= Anders Gullberg =

Swedish scientist and writer

Karl Anders Torbjörn Gullberg (born 1947) is a Swedish social scientist, urban historian, technology historian, and former adjunct professor at the Division of History of Science, Technology and Environment at the KTH Royal Institute of Technology, Stockholm.

Gullberg was the head of Kommittén för Stockholmsforskning (Stockholm Research) and Stockholmia Publishing from 2005–14. He currently works for the Centre for Sustainable Communications at KTH.

Gullberg has published several books and articles, notably City – drömmen om ett nytt hjärta (City – the dream of a new heart), a history and study of the redevelopment of Stockholm's Central Business District 1951–79. He has also published Images of the Future City: Time and space for sustainable development (with Mattias Höjer and Ronny Pettersson), a vision of the sustainable city of the future, and Congestion Taxes in City Traffic: Lessons learnt from the Stockholm Trial (with Karolina Isaksson).

Gullberg has recently launched the vision of an Integrated Information and Payment Platform for solving traffic problems in urban transport.

== Publications in English ==

- 2004 – City building regimes in post-war Stockholm. (with Arne Kaijser).
- 2009 – Congestion taxes in city traffic: lessons learnt from the Stockholm trial. (with Karolina Isaksson, Greger Henriksson and Jonas Eliasson).

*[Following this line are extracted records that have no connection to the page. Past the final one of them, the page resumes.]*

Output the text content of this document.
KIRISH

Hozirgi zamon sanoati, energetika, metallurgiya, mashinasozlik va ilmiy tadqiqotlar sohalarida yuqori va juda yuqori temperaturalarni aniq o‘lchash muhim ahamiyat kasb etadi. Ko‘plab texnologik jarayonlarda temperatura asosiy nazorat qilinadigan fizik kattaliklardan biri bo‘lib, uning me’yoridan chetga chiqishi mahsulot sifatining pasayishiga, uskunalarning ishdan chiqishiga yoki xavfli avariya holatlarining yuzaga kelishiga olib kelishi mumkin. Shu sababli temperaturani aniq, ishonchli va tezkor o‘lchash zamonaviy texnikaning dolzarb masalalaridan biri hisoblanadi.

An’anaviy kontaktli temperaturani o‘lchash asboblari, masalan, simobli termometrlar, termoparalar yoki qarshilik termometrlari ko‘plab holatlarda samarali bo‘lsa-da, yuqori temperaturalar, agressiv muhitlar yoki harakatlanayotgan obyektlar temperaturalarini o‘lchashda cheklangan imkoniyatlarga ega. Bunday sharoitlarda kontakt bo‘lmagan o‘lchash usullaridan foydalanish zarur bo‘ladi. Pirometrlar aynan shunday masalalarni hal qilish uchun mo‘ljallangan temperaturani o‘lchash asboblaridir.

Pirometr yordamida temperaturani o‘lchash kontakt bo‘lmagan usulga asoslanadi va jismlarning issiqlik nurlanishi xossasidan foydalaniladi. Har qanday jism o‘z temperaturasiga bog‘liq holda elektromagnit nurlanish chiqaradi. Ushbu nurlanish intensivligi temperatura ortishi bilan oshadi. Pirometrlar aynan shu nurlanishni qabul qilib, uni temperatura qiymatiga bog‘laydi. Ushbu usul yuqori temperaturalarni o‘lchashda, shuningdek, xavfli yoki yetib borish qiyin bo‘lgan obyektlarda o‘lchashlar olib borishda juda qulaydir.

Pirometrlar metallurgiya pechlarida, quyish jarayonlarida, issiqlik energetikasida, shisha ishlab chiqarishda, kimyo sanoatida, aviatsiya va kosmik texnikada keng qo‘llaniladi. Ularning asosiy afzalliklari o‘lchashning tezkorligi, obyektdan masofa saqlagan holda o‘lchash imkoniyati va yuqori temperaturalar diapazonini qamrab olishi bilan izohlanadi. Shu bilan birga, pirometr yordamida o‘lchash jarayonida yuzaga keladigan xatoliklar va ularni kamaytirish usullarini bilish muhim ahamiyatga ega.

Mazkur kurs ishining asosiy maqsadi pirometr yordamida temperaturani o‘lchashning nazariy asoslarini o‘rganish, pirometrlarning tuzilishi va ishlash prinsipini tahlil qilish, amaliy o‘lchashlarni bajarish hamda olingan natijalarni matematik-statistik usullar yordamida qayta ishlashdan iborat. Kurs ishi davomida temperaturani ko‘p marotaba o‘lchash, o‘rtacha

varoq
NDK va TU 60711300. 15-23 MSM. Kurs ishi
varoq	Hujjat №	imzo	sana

Lund: Nordic Academic Press.
- 2011 – Images of the future city: time and space for sustainable development. (with Mattias Höjer and Ronny Pettersson). London: Springer.

===Stockholm CBD Renewal===
- 1991 – Long Swings, Rent Gaps and Structures of Building Provision. (with Eric Clark)
- 1997 – Power struggles in the making and taking of rent gaps. (with Eric Clark)
- 2014, 1994 – The Stockholm CBD Renewal 1951–1978 Good Business or Planning Disaster? Urbancity.

===Integrated Information and Payment Platform in Urban Transport===
- 2012 – Urban transport is a useless service.
- 2012, 2015 – Integrated Information and Payment Platform.
- 2014 – A two minutes vision: An open digital platform in urban transport.
- 2015 – Here is the unused capacity in urban traffic.
- 2015 – Digital platform can eliminate queues, with Anna Kramers. A version of this text was originally published in the Swedish daily newspaper, Dagens Nyheter 12 April.
- 2016 – Letter to the Editor Economist The future of personal transport, Economist January 9, 2016: The driverless, car-sharing road ahead.
- 2016 – Urban traffic without queues. A movie with English subtitles.